I searched for PCL1 and produced the following screen:

Scrolling down we see:   

Oh my!

Look - binding sites!

Go ahead, click on the map (next to Sequence Information).

This produces something like:

You can mouse-over each of the binding sites to get the exact coordinates of binding.

Watch me.

I now know that near the gene PCL1 there is a SWI6 binding site - a high confidence binding site (remember the low, low, low P value?).  I now know the coordinates of the binding site.

They are: chromosome 14, 87570 to 87577.  How exciting!

We are much closer to our goal.

DNA For this Region

We would now like to get the DNA sequence for this region and design PCR primers in order to amplify it in our ChIP-DNA sample.

You will notice that 87570 to 87577 is only 7 base pairs.  I do NOT think we are going to PCR just 7 base pairs.  We would never be able to see that band clearly on a gel, you know?

So, let’s arbitrarily add 200 to each end.

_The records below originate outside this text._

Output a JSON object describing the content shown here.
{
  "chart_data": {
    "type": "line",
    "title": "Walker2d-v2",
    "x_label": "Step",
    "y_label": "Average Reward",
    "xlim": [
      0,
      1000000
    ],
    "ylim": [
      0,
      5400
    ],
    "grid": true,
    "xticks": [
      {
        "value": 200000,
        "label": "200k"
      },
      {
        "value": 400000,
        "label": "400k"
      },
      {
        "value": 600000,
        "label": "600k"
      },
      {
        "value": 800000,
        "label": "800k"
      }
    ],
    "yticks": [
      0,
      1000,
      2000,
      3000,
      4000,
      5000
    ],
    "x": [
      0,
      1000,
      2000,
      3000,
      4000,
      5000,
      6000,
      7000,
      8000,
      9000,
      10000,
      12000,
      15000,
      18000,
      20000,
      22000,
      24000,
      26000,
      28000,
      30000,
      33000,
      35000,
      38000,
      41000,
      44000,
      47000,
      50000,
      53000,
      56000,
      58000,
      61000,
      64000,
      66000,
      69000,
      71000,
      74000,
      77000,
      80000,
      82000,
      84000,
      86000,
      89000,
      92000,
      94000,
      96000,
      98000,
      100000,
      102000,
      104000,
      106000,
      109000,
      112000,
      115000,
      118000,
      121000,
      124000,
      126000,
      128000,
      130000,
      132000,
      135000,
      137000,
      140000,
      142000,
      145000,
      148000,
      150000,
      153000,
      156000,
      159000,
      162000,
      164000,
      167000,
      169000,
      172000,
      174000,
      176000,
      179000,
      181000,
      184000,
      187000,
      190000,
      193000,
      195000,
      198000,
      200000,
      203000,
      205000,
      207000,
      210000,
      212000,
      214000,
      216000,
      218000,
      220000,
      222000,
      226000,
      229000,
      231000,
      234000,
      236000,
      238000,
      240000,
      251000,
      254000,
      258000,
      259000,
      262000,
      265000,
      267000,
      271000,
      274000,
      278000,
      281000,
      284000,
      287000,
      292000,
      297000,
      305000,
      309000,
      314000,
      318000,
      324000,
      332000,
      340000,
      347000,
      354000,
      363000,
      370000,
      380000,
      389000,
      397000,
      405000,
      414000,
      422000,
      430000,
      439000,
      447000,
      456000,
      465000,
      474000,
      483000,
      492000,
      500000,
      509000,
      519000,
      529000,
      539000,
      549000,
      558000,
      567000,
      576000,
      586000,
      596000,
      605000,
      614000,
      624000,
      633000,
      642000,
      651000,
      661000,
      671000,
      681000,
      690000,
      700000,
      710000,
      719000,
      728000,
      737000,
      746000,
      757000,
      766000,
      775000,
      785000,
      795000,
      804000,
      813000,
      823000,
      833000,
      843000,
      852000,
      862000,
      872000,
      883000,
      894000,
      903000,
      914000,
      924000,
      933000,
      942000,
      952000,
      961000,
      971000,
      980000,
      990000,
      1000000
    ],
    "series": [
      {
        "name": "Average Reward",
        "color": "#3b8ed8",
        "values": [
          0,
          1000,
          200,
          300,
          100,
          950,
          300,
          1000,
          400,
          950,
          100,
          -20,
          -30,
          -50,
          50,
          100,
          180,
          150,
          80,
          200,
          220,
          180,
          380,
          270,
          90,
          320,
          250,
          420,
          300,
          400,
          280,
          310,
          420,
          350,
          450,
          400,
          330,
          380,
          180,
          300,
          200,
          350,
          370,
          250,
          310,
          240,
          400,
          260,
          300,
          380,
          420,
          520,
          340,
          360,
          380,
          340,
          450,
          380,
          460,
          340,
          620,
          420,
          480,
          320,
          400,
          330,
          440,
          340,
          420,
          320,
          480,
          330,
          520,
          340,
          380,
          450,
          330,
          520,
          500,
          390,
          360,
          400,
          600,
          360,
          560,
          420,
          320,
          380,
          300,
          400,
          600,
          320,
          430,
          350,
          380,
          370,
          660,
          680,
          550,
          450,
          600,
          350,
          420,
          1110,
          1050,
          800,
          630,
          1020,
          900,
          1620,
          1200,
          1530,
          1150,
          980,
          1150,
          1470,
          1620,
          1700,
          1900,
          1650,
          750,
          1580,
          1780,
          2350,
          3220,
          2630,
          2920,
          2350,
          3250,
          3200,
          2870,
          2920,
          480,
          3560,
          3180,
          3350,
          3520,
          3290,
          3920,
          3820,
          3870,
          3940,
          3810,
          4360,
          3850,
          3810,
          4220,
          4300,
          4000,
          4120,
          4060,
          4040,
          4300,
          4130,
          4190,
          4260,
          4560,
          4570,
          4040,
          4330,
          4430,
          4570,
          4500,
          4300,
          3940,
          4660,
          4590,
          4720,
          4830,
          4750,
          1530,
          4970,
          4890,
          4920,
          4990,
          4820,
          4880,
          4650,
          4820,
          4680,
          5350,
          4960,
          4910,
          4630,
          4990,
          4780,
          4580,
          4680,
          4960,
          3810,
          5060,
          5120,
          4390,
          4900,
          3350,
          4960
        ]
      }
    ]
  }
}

We will now consider the genomic coordinates to be:

Chromosome: 14

Start: 87570-100 = 87470

Stop: 87577+100 = 87677

We now have a genomic distance of 207.

Let’s look up DNA for this region.

From SGD you can select Gene/Seq Resources to get the following:

Use option 2 to fill out the form and get DNA sequence for this region.

Click on “Submit Form”.

You will now see something like:

If you were to click on “Chromosomal Features Map” you would see:

It is nice to see PCL1 in this region - it means that we did not do something wrong - we are still dealing with the correct region of the genome.

You can use the back button of you browser to go back to the previous page.

Now click on “Design Primers”.

You’ll see something like:

You can copy/paste that DNA sequence to keep it for your records.

This screen also sets the stage for us to design PCR primers.

Designing PCR Primers

Select “PCR” and press “Submit”.

This screen allows us to set the parameters for our PCR primer design:

We are not going to discuss these variables at this time but you can click on the [info] links to learn more.  I encourage you to read and research these parameters.

Leave the defaults as they are for now.

Press “Submit”.

We are now presented with a screen that shows us that PCR primers were successfully found according to these parameters and filters:

Click on the link “This is the BEST pair of primers”.

This is it!  You will want to record ALL of this information.  All of it.

There is one final gotcha, however.

You might not have received that message that primers were successfully found for that region.  This would have looked like:

The error might have been related to GC content as well.

What do to do?

You have two options.  You will need to either select a completely new gene target (and start this process from scratch) or see if another (if there is another) binding site near this gene target works for PCR primer design.  Life is hard.